Fakt ist aber, dass er ein Vertreter des „Mehr ist mehr“ ist: Nach der kurzen Exposition wird da gute 90 Minuten durch den Busch gekraucht und ein Massaker nach dem anderen veranstaltet. Ständig gibt es irgendwelche kleinen Konflikte, die dann sehr unvermittelt enden, nur um dem nächsten Platz zu machen, Figuren, die aufwändig eingeführt werden, nur um dann auf eine Art und Weise abserviert werden, die in keinem Verhältnis zum zuvor um sie veranstalteten Brimborium steht. Das Drehbuch ist bis zur Unterkante Oberlippe so vollgestopft, dass sich schnell Abstumpfung breit macht und auch inszenatorisch kennt Wong kein Halten: Da hagelt es Leoneske Close-up-Schnittgewitter, die einfach nicht enden wollen, und wenn EMPLOY FOR DIE dann endlich zum Ende kommt, wird auch das noch einmal gnadenlos ausgewalzt. Passend dazu taumelt der Film auch in seinen Gewaltdarstellungen von einer Geschmacksverirrung zur nächsten. Seinen Höhepunkt findet er in einer Szene, in der einer der Söldner vom Schurken, einem vietnamesischen Drogenbaron, und seinen Schergen bis zum Hals vergraben wird: Der Bösewicht hämmert ihm ein Messer in die Schädeldecke und lässt seine kannibalistischen Horden dann das herausquellende Hirn fressen. Dazu dröhnt der planlos zusammengeklaute Soundtrack, auf dem unter anderem Goblins Totentanz aus DAWN OF THE DEAD einen Gastauftritt feiert, ohne jede Modulation beständig auf oberstem Erregungsniveau und raubt einem den letzten Nerv, der aufgrund der ständigen Hektik eh schon arg strapaziert ist.

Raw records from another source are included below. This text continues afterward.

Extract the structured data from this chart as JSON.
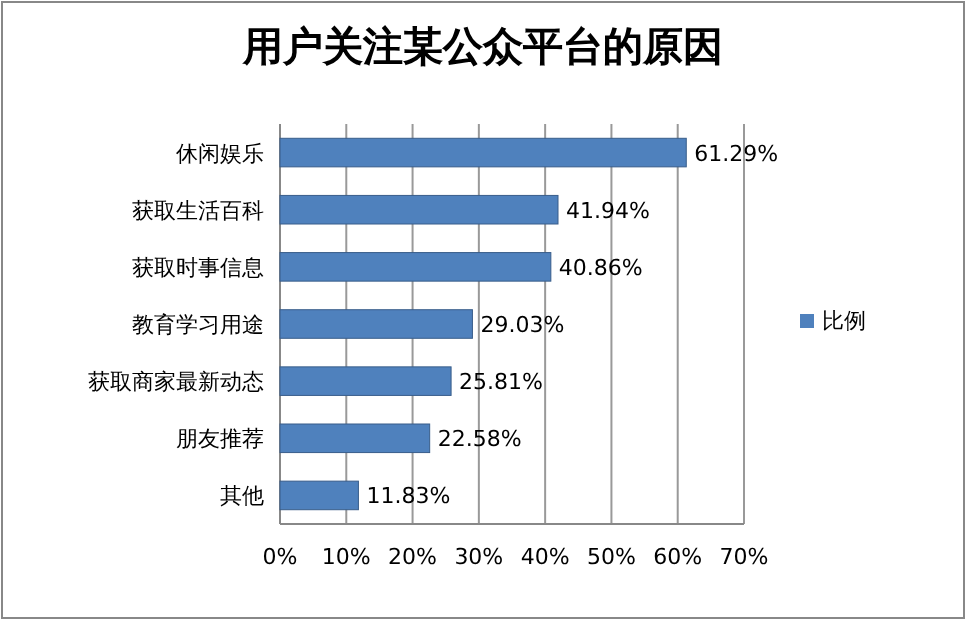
{
  "chart_data": {
    "type": "bar",
    "orientation": "horizontal",
    "title": "用户关注某公众平台的原因",
    "categories": [
      "休闲娱乐",
      "获取生活百科",
      "获取时事信息",
      "教育学习用途",
      "获取商家最新动态",
      "朋友推荐",
      "其他"
    ],
    "series": [
      {
        "name": "比例",
        "color": "#4f81bd",
        "values": [
          61.29,
          41.94,
          40.86,
          29.03,
          25.81,
          22.58,
          11.83
        ],
        "value_labels": [
          "61.29%",
          "41.94%",
          "40.86%",
          "29.03%",
          "25.81%",
          "22.58%",
          "11.83%"
        ]
      }
    ],
    "xlim": [
      0,
      70
    ],
    "xticks": [
      {
        "value": 0,
        "label": "0%"
      },
      {
        "value": 10,
        "label": "10%"
      },
      {
        "value": 20,
        "label": "20%"
      },
      {
        "value": 30,
        "label": "30%"
      },
      {
        "value": 40,
        "label": "40%"
      },
      {
        "value": 50,
        "label": "50%"
      },
      {
        "value": 60,
        "label": "60%"
      },
      {
        "value": 70,
        "label": "70%"
      }
    ],
    "grid": "x",
    "legend": "right"
  }
}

Als bizarre Kuriosität ist EMPLOY FOR DIE durchaus sehenswert: einer jener ultrabilligen Namsploitationer aus Asien, bei denen man nicht genau weiß, ob das jetzt nun totaler Ramsch oder nicht doch Avantgarde ist. Der Name Thomas Tang huscht durch die Credits und lässt Kenner schon erahnen, was ihnen da bevorsteht. Erratischer und konfuser als hier geht es eigentlich nicht mehr. Ein Fazit fällt schwer: Wirklich anschauen im Sinne von aktiv rezipieren kann man sich das Teil eigentlich nicht, zumindest nicht in der mir vorliegenden Fassung, aber das Chaos hinterlässt schon einen bleibenden Eindruck. Vielleicht ist es sogar genial, einen Film über den Wahnsinn des Krieges so zu realisieren: Es gibt keinerlei Form, EMPLOY FOR DIE durchläuft in jeder Sekunde seiner 104 Minuten einen eigenen Zerfallsprozess.